Allegheny County Chief Executive Dan Onorato will try to help resolve stalemated negotiations between the Port Authority and the union representing 2,300 bus and trolley operators, mechanics and other hourly employees.
![]() Allegheny County Chief Executive Dan Onorato |
Mr. Onorato said he will meet with management and Local 85, Amalgamated Transit Union, next week to set up a schedule of intense bargaining in advance of a Nov. 20 strike authorization vote by the union. The union has talked about a possible walkout Nov. 25 if talks fail to result in substantial progress on a new contract.

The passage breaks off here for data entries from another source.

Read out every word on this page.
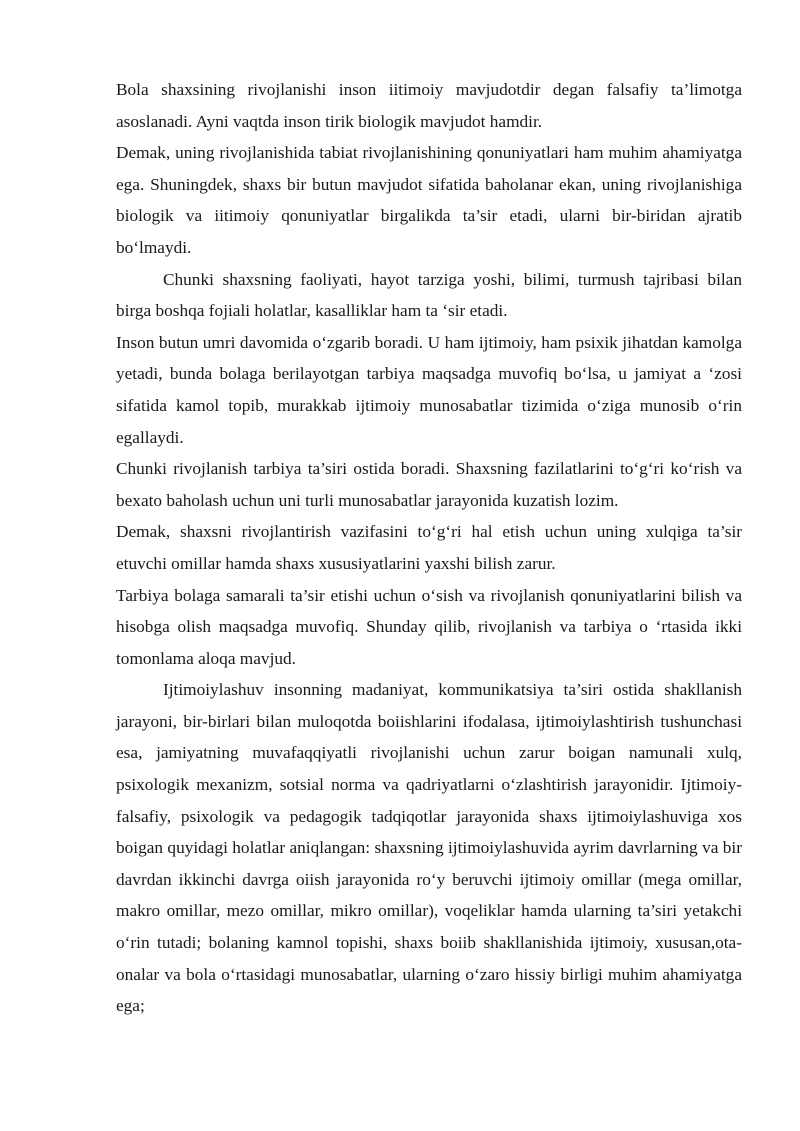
Bola shaxsining rivojlanishi inson iitimoiy mavjudotdir degan falsafiy ta’limotga asoslanadi. Ayni vaqtda inson tirik biologik mavjudot hamdir.

Demak, uning rivojlanishida tabiat rivojlanishining qonuniyatlari ham muhim ahamiyatga ega. Shuningdek, shaxs bir butun mavjudot sifatida baholanar ekan, uning rivojlanishiga biologik va iitimoiy qonuniyatlar birgalikda ta’sir etadi, ularni bir-biridan ajratib bo‘lmaydi.

Chunki shaxsning faoliyati, hayot tarziga yoshi, bilimi, turmush tajribasi bilan birga boshqa fojiali holatlar, kasalliklar ham ta ‘sir etadi.

Inson butun umri davomida o‘zgarib boradi. U ham ijtimoiy, ham psixik jihatdan kamolga yetadi, bunda bolaga berilayotgan tarbiya maqsadga muvofiq bo‘lsa, u jamiyat a ‘zosi sifatida kamol topib, murakkab ijtimoiy munosabatlar tizimida o‘ziga munosib o‘rin egallaydi.

Chunki rivojlanish tarbiya ta’siri ostida boradi. Shaxsning fazilatlarini to‘g‘ri ko‘rish va bexato baholash uchun uni turli munosabatlar jarayonida kuzatish lozim.

Demak, shaxsni rivojlantirish vazifasini to‘g‘ri hal etish uchun uning xulqiga ta’sir etuvchi omillar hamda shaxs xususiyatlarini yaxshi bilish zarur.

Tarbiya bolaga samarali ta’sir etishi uchun o‘sish va rivojlanish qonuniyatlarini bilish va hisobga olish maqsadga muvofiq. Shunday qilib, rivojlanish va tarbiya o ‘rtasida ikki tomonlama aloqa mavjud.

Ijtimoiylashuv insonning madaniyat, kommunikatsiya ta’siri ostida shakllanish jarayoni, bir-birlari bilan muloqotda boiishlarini ifodalasa, ijtimoiylashtirish tushunchasi esa, jamiyatning muvafaqqiyatli rivojlanishi uchun zarur boigan namunali xulq, psixologik mexanizm, sotsial norma va qadriyatlarni o‘zlashtirish jarayonidir. Ijtimoiy-falsafiy, psixologik va pedagogik tadqiqotlar jarayonida shaxs ijtimoiylashuviga xos boigan quyidagi holatlar aniqlangan: shaxsning ijtimoiylashuvida ayrim davrlarning va bir davrdan ikkinchi davrga oiish jarayonida ro‘y beruvchi ijtimoiy omillar (mega omillar, makro omillar, mezo omillar, mikro omillar), voqeliklar hamda ularning ta’siri yetakchi o‘rin tutadi; bolaning kamnol topishi, shaxs boiib shakllanishida ijtimoiy, xususan,ota-onalar va bola o‘rtasidagi munosabatlar, ularning o‘zaro hissiy birligi muhim ahamiyatga ega;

"We'll call the parties together before it leads to a strike that would be devastating to the region," he said. "I will do everything I can to avoid one."
He mentioned the last strike by Local 85, spanning 28 days in March-April 1992, which took court intervention to settle and brought substantial ridership losses in the aftermath.
"We don't want to go down that road again," Mr. Onorato said.
The former contract with Local 85 expired June 30. Neither negotiations nor state-led fact-finding resulted in much progress. The main issues involve wages, a proposal for the union to share health-care costs for the first time and higher union contributions to the pension fund.
The Port Authority, the nation's 15th-largest transit system, provides about 240,000 bus, trolley and Mon Incline rides on weekdays, transporting about half of the workers, students and others who commute Downtown.
Both union and authority leaders said they're receptive to bringing fresh faces and ideas into their dispute.
"We welcome any help to reach a settlement," Local 85 President-Business Agent Patrick McMahon said. "We think it will be beneficial. We have no objection whatsoever" to Mr. Onorato or Mr. Rendell becoming personally involved.
In a statement, authority Acting Chief Executive Officer Dennis Veraldi said: "[We appreciate] County Executive Onorato's offer to meet and help resolve the current labor dispute. We welcome his involvement and any other actions which can facilitate the settlement of a new collective bargaining agreement."
Mr. Onorato said that any settlement would not necessarily follow either the one at SEPTA, where union workers will receive 3 percent wage increases in each year of a four-year contract, or the local fact-finding report, which recommended a 4.5 percent increase in wages and up to 30 cents an hour in cost-of-living adjustments in a three-year contract.
"But it's not going to be the status quo, either," he said.
Mr. Onorato said it makes sense to intervene at this point. "If we wait for a strike, we'll be doing the same thing anyhow."
He said the county has a direct interest, "as do the people," inasmuch as the county puts up $1 to match $3 in general operating subsidies from the state. The authority has requested $25.8 million from the county in 2006.
"The public is the first to suffer if there's a strike," Mr. Onorato said. "The authority is heavily subsidized by county and state government, so we have every right to call them into a meeting."
Mr. Onorato also said a strike could jeopardize efforts for the Legislature to approve dedicated long-term funding sought by all transit systems in the state to address their growing financial problems.
The authority and Local 85 traded new proposals a week ago yesterday. The meeting ended quickly and no new bargaining sessions have been scheduled.